Install Ricord — pick your client
Three commands and a smoke test, every time. Pick your MCP-compatible client below for the per-client config paths, gotchas, and verification steps.
The fastest path is two commands:
npm install -g ricord ricord setup # auto-detects every MCP client on your machine
ricord setup logs you in, then writes the right config block in the right place for every MCP client it finds. The per-client guides exist for the verification steps, the smoke tests, and the gotchas — particularly where PATH inheritance, sandbox profiles, or per-OS config paths differ.
Per-client guides
Install in Claude Desktop
Per-OS config paths (Mac / Win / Linux), MCP hammer-icon verification, 30-second smoke test.
Install in Cursor
Global vs per-project mcp.json, the Cursor PATH gotcha, Composer smoke test.
Install in Claude Code
Canonical claude mcp add path, user-scope vs project-scope, in-terminal smoke test.
Install in Codex CLI
TOML config (not JSON), working inside the sandbox, replacing improvised CONTEXT.md.
Install in Zed
context_servers in settings.json, AI-panel smoke test, the Zed-from-Finder PATH gotcha.
Install in Gemini CLI
mcpServers in ~/.gemini/settings.json, /mcp verification, workspace vs user scope.
Install in Windsurf
mcpServers in ~/.codeium/windsurf/mcp_config.json, Cascade refresh, Chat vs Write mode notes.
Install in Cline
OSS VS Code agent (formerly Claude Dev).
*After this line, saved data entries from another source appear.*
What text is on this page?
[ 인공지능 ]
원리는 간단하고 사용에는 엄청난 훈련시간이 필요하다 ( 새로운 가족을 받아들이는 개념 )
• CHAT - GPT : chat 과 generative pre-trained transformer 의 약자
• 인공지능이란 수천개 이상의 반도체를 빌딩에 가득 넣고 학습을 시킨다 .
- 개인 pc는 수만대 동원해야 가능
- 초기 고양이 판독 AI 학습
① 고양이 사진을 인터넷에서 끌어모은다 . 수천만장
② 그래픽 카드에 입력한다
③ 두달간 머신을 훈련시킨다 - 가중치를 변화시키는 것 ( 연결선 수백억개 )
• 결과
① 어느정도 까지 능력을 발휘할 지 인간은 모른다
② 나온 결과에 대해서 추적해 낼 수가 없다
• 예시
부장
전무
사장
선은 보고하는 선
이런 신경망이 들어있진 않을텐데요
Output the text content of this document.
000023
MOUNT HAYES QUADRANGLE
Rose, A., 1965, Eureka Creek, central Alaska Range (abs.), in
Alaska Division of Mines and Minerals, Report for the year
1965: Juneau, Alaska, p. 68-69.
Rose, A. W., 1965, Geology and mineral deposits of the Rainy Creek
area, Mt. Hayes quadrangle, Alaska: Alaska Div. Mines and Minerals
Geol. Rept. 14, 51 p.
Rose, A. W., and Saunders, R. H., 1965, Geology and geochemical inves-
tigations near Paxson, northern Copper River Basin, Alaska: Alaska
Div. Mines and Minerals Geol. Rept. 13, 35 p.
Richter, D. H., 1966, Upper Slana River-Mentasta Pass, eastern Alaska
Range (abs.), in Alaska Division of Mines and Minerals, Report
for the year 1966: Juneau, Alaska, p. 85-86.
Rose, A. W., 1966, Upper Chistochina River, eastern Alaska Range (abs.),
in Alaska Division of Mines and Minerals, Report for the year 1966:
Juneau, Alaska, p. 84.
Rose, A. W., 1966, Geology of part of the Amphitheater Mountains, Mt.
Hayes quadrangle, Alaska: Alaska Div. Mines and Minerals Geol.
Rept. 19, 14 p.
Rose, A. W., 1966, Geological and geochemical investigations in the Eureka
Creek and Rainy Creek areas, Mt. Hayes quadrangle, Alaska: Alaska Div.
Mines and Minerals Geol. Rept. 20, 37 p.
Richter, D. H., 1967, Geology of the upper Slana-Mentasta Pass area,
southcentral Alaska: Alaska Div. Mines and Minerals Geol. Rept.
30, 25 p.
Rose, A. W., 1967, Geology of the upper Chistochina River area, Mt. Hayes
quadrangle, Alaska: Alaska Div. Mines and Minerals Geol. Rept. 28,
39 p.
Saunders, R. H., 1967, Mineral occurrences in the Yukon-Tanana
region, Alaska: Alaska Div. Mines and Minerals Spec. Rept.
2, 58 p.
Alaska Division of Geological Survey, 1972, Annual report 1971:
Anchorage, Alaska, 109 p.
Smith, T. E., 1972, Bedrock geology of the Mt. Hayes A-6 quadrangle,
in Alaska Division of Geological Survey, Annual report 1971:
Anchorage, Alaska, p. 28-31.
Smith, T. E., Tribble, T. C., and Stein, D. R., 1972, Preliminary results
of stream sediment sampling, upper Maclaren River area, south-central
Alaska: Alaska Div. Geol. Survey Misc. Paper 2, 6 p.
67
MCP Servers panel + autoApprove tuning + VS-Code-from-Finder PATH gotcha.
Don't see your client?
Any client that speaks the Model Context Protocol can connect to Ricord. The MCP server config looks the same everywhere — a command, an args array, optional env. The block to add is:
{
"mcpServers": {
"ricord": {
"command": "ricord",
"args": ["mcp"]
}
}
}Or the TOML equivalent for clients that use TOML (Codex): [mcp_servers.ricord] with command = "ricord" and args = ["mcp"]. If your client supports MCP but isn't auto-detected by ricord setup, drop a note in the docs and we'll add it.
Cross-client memory
The same ricord setup wires every MCP client on your machine to the same memory backend. Switch between Claude Desktop and Cursor mid-debugging, or jump from a Codex session in the terminal to a Composer chat in Cursor — the wiki view and recall are consistent across all of them.
Memory is scoped per project automatically, so the four side-projects you work on in different tabs don't leak into each other.